What an organization does is more important than how it looks on paper. Avoid being swayed by promotional efforts and instead analyze the charity's real impact.

For example, a flashy social media campaign might disguise inefficiencies or irrelevant efforts. In contrast, a lesser-known initiative addressing clean water or malaria prevention could save countless lives.

Seek evidence-backed causes, avoiding decisions based purely on emotional stories or high budgets.

Examples

  • Gravity Water providing clean water access alongside measurable benefits.
  • Charities funneling money toward public relations rather than impactful services.
  • Donating based on track records versus emotional appeals or viral campaigns.

8. Act Rationally with Donations

Give with purpose by considering the scope and depth of your contribution. Instead of sporadic decisions, develop a donation system that reflects long-term goals.

Monthly donations simplify this process. For instance, giving 10% of a consistent income strategically to effective organizations helps ensure maximum benefit.

Critical thinking and consistency make your contributions powerful, creating real progress rather than short-lived goodwill.

Examples

  • Monthly plans ensuring consistent support to trusted charities.
  • Encouraging sustainable giving over one-time emotional reactions.
  • Choosing causes based on rational outcomes and measurable results.

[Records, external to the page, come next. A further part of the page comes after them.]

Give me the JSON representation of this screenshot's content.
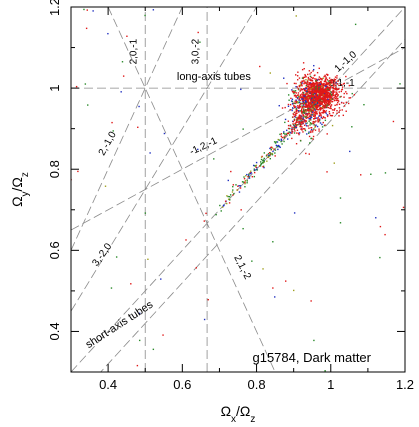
{
  "chart_data": {
    "type": "scatter",
    "xlim": [
      0.3,
      1.2
    ],
    "ylim": [
      0.3,
      1.2
    ],
    "x_ticks": [
      0.4,
      0.6,
      0.8,
      1.0,
      1.2
    ],
    "y_ticks": [
      0.4,
      0.6,
      0.8,
      1.0,
      1.2
    ],
    "x_tick_labels": [
      "0.4",
      "0.6",
      "0.8",
      "1",
      "1.2"
    ],
    "y_tick_labels": [
      "0.4",
      "0.6",
      "0.8",
      "1",
      "1.2"
    ],
    "xlabel_main": "Ω",
    "xlabel_sub1": "x",
    "xlabel_sep": "/Ω",
    "xlabel_sub2": "z",
    "ylabel_main": "Ω",
    "ylabel_sub1": "y",
    "ylabel_sep": "/Ω",
    "ylabel_sub2": "z",
    "grid": false,
    "panel_label": "g15784, Dark matter",
    "region_labels": [
      {
        "text": "long-axis tubes"
      },
      {
        "text": "short-axis tubes"
      }
    ],
    "resonance_lines": [
      {
        "label": "2,0,-1",
        "x1": 0.5,
        "y1": 0.3,
        "x2": 0.5,
        "y2": 1.2,
        "lx": 0.476,
        "ly": 1.09,
        "angle": -90
      },
      {
        "label": "3,0,-2",
        "x1": 0.6667,
        "y1": 0.3,
        "x2": 0.6667,
        "y2": 1.2,
        "lx": 0.644,
        "ly": 1.09,
        "angle": -90
      },
      {
        "label": "0,1,-1",
        "x1": 0.3,
        "y1": 1.0,
        "x2": 1.2,
        "y2": 1.0,
        "lx": 1.03,
        "ly": 1.005,
        "angle": 0
      },
      {
        "label": "2,-1,0",
        "x1": 0.3,
        "y1": 0.6,
        "x2": 0.6,
        "y2": 1.2,
        "lx": 0.405,
        "ly": 0.86,
        "angle": -61
      },
      {
        "label": "3,-2,0",
        "x1": 0.3,
        "y1": 0.45,
        "x2": 0.8,
        "y2": 1.2,
        "lx": 0.39,
        "ly": 0.585,
        "angle": -54
      },
      {
        "label": "1,-1,0",
        "x1": 0.3,
        "y1": 0.3,
        "x2": 1.2,
        "y2": 1.2,
        "lx": 1.045,
        "ly": 1.06,
        "angle": -42
      },
      {
        "label": "2,1,-2",
        "x1": 0.4,
        "y1": 1.2,
        "x2": 0.85,
        "y2": 0.3,
        "lx": 0.755,
        "ly": 0.555,
        "angle": 63
      },
      {
        "label": "-1,2,-1",
        "x1": 0.3,
        "y1": 0.65,
        "x2": 1.2,
        "y2": 1.1,
        "lx": 0.66,
        "ly": 0.85,
        "angle": -25
      },
      {
        "label": "",
        "x1": 0.3,
        "y1": 0.22,
        "x2": 1.3,
        "y2": 1.22,
        "lx": 0,
        "ly": 0,
        "angle": 0
      }
    ],
    "series": [
      {
        "color": "#e01818"
      },
      {
        "color": "#2a8a2a"
      },
      {
        "color": "#2030c0"
      },
      {
        "color": "#a0a020"
      }
    ],
    "clusters": [
      {
        "cx": 0.97,
        "cy": 0.985,
        "sx": 0.028,
        "sy": 0.022,
        "n": 1100
      },
      {
        "cx": 0.945,
        "cy": 0.955,
        "sx": 0.025,
        "sy": 0.028,
        "n": 350
      },
      {
        "cx": 0.92,
        "cy": 0.93,
        "sx": 0.02,
        "sy": 0.03,
        "n": 150
      }
    ],
    "diagonal_band": {
      "x_start": 0.68,
      "x_end": 0.96,
      "offset": 0.003,
      "spread": 0.006,
      "n": 260
    },
    "scatter_background_n": 90
  }
}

9. Small Acts Can Have Broad Effects

Even seemingly small acts, like deliberate purchases or supporting specific industries, can shape lives and future opportunities positively.

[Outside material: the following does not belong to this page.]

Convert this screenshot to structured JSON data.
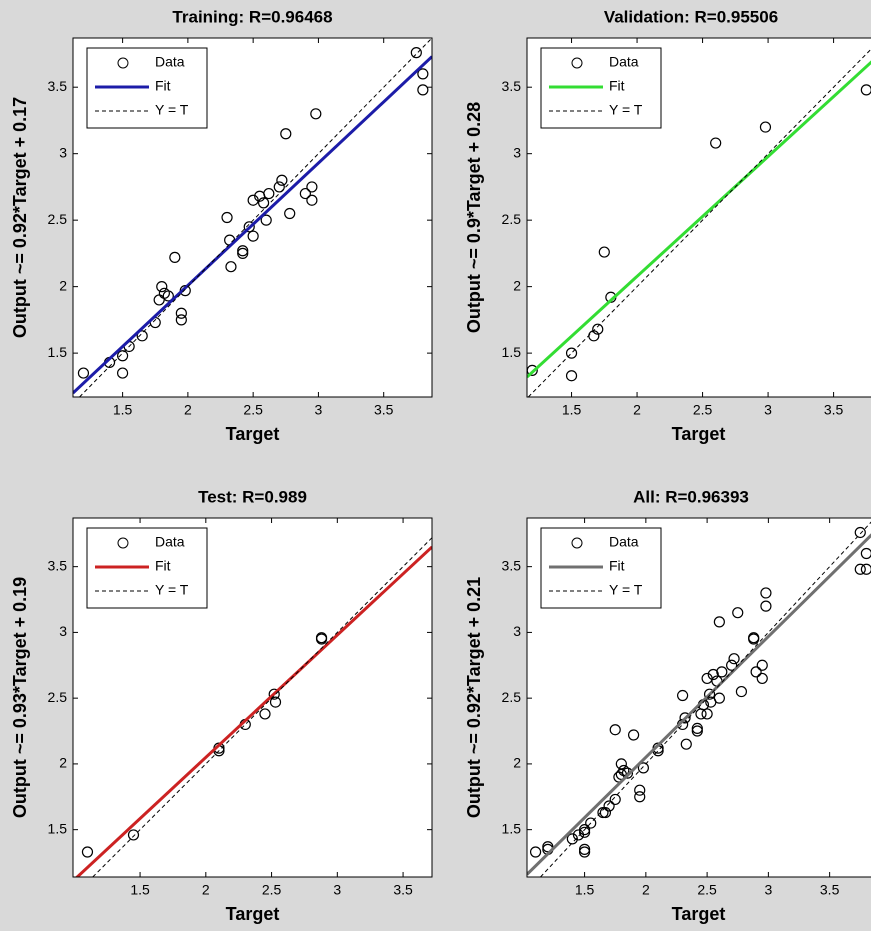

Consider daily decisions: buying sustainable products, funding education scholarships, or backing microfinance loans empowers individuals worldwide. These small steps transform broad systems when scaled.

Daily choices hold the potential to ripple through global challenges, showing that consistent effort matters.

Examples

  • Microloans helping small businesses lift families from poverty.
  • Sustainable products leading to broader environmental impacts.
  • Supporting educational access creating lifelong opportunities.

Takeaways

  1. Calculate the impact of your donations through expected value and prioritize underfunded causes for better results.
  2. Focus on measurable outcomes and counterfactuals when evaluating charitable actions or career paths.
  3. Set up a habit of regular giving, such as donating a percentage of your income monthly to thoughtfully chosen charities.